Increasing dietary cholesterol induces different regulation of classic and alternative bile acid synthesis.
JOURNAL OF CLINICAL INVESTIGATION(1999)
摘要
We investigated the effect of increasing dietary cholesterol on bile acid pool sizes and the regulation of the two bile acid synthetic pathways (classic, via cholesterol 7 alpha-hydroxylase, and alternative, via sterol 27-hydroxylase) in New Zealand white rabbits fed 3 g cholesterol/per day for up to 15 days. Feeding cholesterol for one day increased hepatic cholesterol 75% and cholesterol 7 alpha-hydroxylase activity 1.6 times without significant change of bile acid pool size or sterol 27-hydroxylase activity. After three days of cholesterol feeding, the bile acid pool size increased 83% (P < 0.01), and further feeding produced 10%-20% increments, whereas cholesterol 7 alpha-hydroxylase activity declined progressively to 60% below baseline. In contrast, sterol 27-hydroxylase activity rose 58% after three days of cholesterol feeding and remained elevated with continued intake.

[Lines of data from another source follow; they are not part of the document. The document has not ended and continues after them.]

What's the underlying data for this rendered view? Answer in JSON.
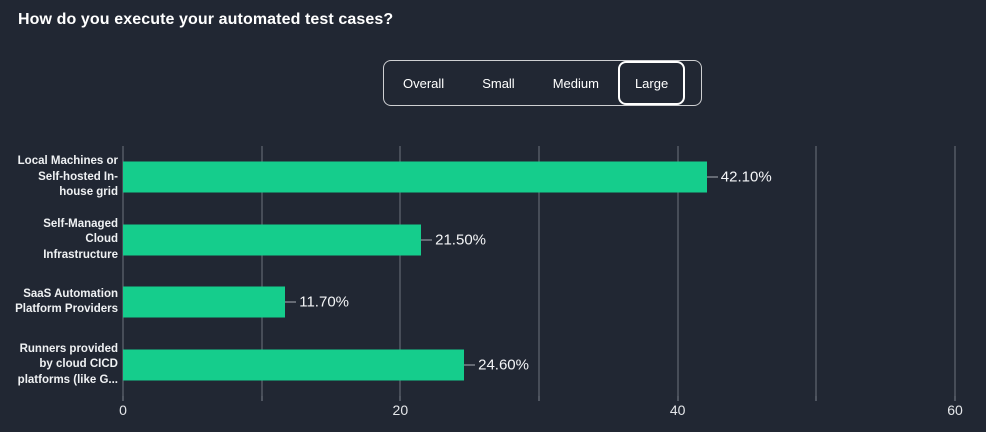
{
  "title": "How do you execute your automated test cases?",
  "tabs": {
    "items": [
      {
        "label": "Overall",
        "selected": false
      },
      {
        "label": "Small",
        "selected": false
      },
      {
        "label": "Medium",
        "selected": false
      },
      {
        "label": "Large",
        "selected": true
      }
    ]
  },
  "colors": {
    "background": "#212733",
    "bar": "#15cd8c",
    "gridline": "#6d737d",
    "axis_text": "#e5e7ea",
    "category_text": "#eff1f3",
    "value_text": "#f4f5f7",
    "connector": "#a9aeb6",
    "tab_border_selected": "#ffffff"
  },
  "chart_data": {
    "type": "bar",
    "orientation": "horizontal",
    "title": "How do you execute your automated test cases?",
    "categories": [
      "Local Machines or Self-hosted In-house grid",
      "Self-Managed Cloud Infrastructure",
      "SaaS Automation Platform Providers",
      "Runners provided by cloud CICD platforms (like G..."
    ],
    "category_lines": [
      [
        "Local Machines or",
        "Self-hosted In-",
        "house grid"
      ],
      [
        "Self-Managed",
        "Cloud",
        "Infrastructure"
      ],
      [
        "SaaS Automation",
        "Platform Providers"
      ],
      [
        "Runners provided",
        "by cloud CICD",
        "platforms (like G..."
      ]
    ],
    "values": [
      42.1,
      21.5,
      11.7,
      24.6
    ],
    "value_labels": [
      "42.10%",
      "21.50%",
      "11.70%",
      "24.60%"
    ],
    "xlabel": "",
    "ylabel": "",
    "xlim": [
      0,
      60
    ],
    "grid_values": [
      0,
      10,
      20,
      30,
      40,
      50,
      60
    ],
    "x_major_tick_labels": [
      "0",
      "20",
      "40",
      "60"
    ],
    "x_major_tick_values": [
      0,
      20,
      40,
      60
    ],
    "grid": true,
    "legend": false
  }
}
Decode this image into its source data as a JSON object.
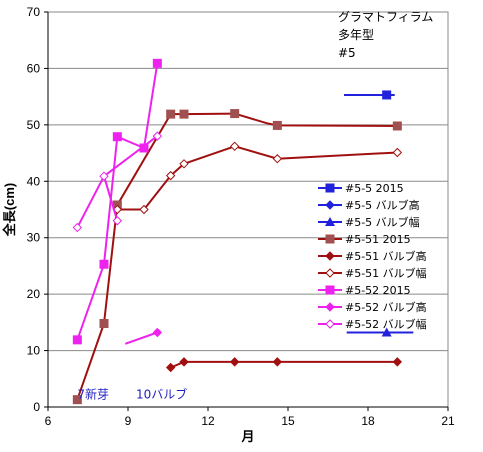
{
  "chart_data": {
    "type": "line",
    "title_lines": [
      "グラマトフィラム",
      "多年型",
      "#5"
    ],
    "xlabel": "月",
    "ylabel": "全長(cm)",
    "xlim": [
      6,
      21
    ],
    "ylim": [
      0,
      70
    ],
    "xticks": [
      6,
      9,
      12,
      15,
      18,
      21
    ],
    "yticks": [
      0,
      10,
      20,
      30,
      40,
      50,
      60,
      70
    ],
    "grid": "horizontal",
    "legend_position": "right",
    "annotations": [
      {
        "text": "7新芽",
        "x": 7.1,
        "y": 2.2,
        "color": "#1f1fbf"
      },
      {
        "text": "10バルブ",
        "x": 9.3,
        "y": 2.2,
        "color": "#1f1fbf"
      }
    ],
    "series": [
      {
        "name": "#5-5 2015",
        "color": "#2222dd",
        "marker": "square-filled",
        "points": [
          [
            17.1,
            55.3
          ],
          [
            18.7,
            55.3
          ],
          [
            19.0,
            55.3
          ]
        ],
        "marked": [
          1
        ]
      },
      {
        "name": "#5-5 バルブ高",
        "color": "#2222dd",
        "marker": "diamond-filled",
        "points": []
      },
      {
        "name": "#5-5 バルブ幅",
        "color": "#2222dd",
        "marker": "triangle-filled",
        "points": [
          [
            17.2,
            13.2
          ],
          [
            18.7,
            13.2
          ],
          [
            19.7,
            13.2
          ]
        ],
        "marked": [
          1
        ]
      },
      {
        "name": "#5-51 2015",
        "color": "#a05050",
        "line_color": "#a01010",
        "marker": "square-filled",
        "points": [
          [
            7.1,
            1.3
          ],
          [
            8.1,
            14.8
          ],
          [
            8.6,
            35.8
          ],
          [
            10.6,
            51.9
          ],
          [
            11.1,
            51.9
          ],
          [
            13.0,
            52.0
          ],
          [
            14.2,
            50.3
          ],
          [
            14.6,
            49.9
          ],
          [
            19.1,
            49.8
          ]
        ],
        "marked": [
          0,
          1,
          2,
          3,
          4,
          5,
          7,
          8
        ]
      },
      {
        "name": "#5-51 バルブ高",
        "color": "#a01010",
        "marker": "diamond-filled",
        "points": [
          [
            10.6,
            7.0
          ],
          [
            11.1,
            8.0
          ],
          [
            13.0,
            8.0
          ],
          [
            14.6,
            8.0
          ],
          [
            19.1,
            8.0
          ]
        ],
        "marked": [
          0,
          1,
          2,
          3,
          4
        ]
      },
      {
        "name": "#5-51 バルブ幅",
        "color": "#a01010",
        "marker": "diamond-open",
        "points": [
          [
            8.6,
            35.0
          ],
          [
            9.6,
            35.0
          ],
          [
            10.6,
            41.0
          ],
          [
            11.1,
            43.1
          ],
          [
            13.0,
            46.2
          ],
          [
            14.6,
            44.0
          ],
          [
            19.1,
            45.1
          ]
        ],
        "marked": [
          0,
          1,
          2,
          3,
          4,
          5,
          6
        ]
      },
      {
        "name": "#5-52 2015",
        "color": "#ee22ee",
        "marker": "square-filled",
        "points": [
          [
            7.1,
            11.9
          ],
          [
            8.1,
            25.3
          ],
          [
            8.6,
            47.9
          ],
          [
            9.6,
            45.9
          ],
          [
            10.1,
            60.9
          ]
        ],
        "marked": [
          0,
          1,
          2,
          3,
          4
        ]
      },
      {
        "name": "#5-52 バルブ高",
        "color": "#ee22ee",
        "marker": "diamond-filled",
        "points": [
          [
            8.9,
            11.2
          ],
          [
            10.1,
            13.2
          ]
        ],
        "marked": [
          1
        ]
      },
      {
        "name": "#5-52 バルブ幅",
        "color": "#ee22ee",
        "marker": "diamond-open",
        "points": [
          [
            7.1,
            31.8
          ],
          [
            8.1,
            40.9
          ],
          [
            8.6,
            33.0
          ],
          [
            8.1,
            40.9
          ],
          [
            10.1,
            48.0
          ]
        ],
        "marked": [
          0,
          1,
          2,
          4
        ]
      }
    ]
  }
}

Bile drainage depleted the bile acid pool and stimulated downregulated cholesterol 7 alpha-hydroxylase activity but did not affect sterol 27-hydroxylase activity. Thus, increasing hepatic cholesterol does not directly inhibit cholesterol 7 alpha-hydroxylase and initially favors enzyme induction, whereas increased bile acid pool is the most powerful inhibitor of cholesterol 7 alpha-hydroxylase. Sterol 27-hydroxylase is insensitive to the bile acid flux but is upregulated by increasing hepatic cholesterol.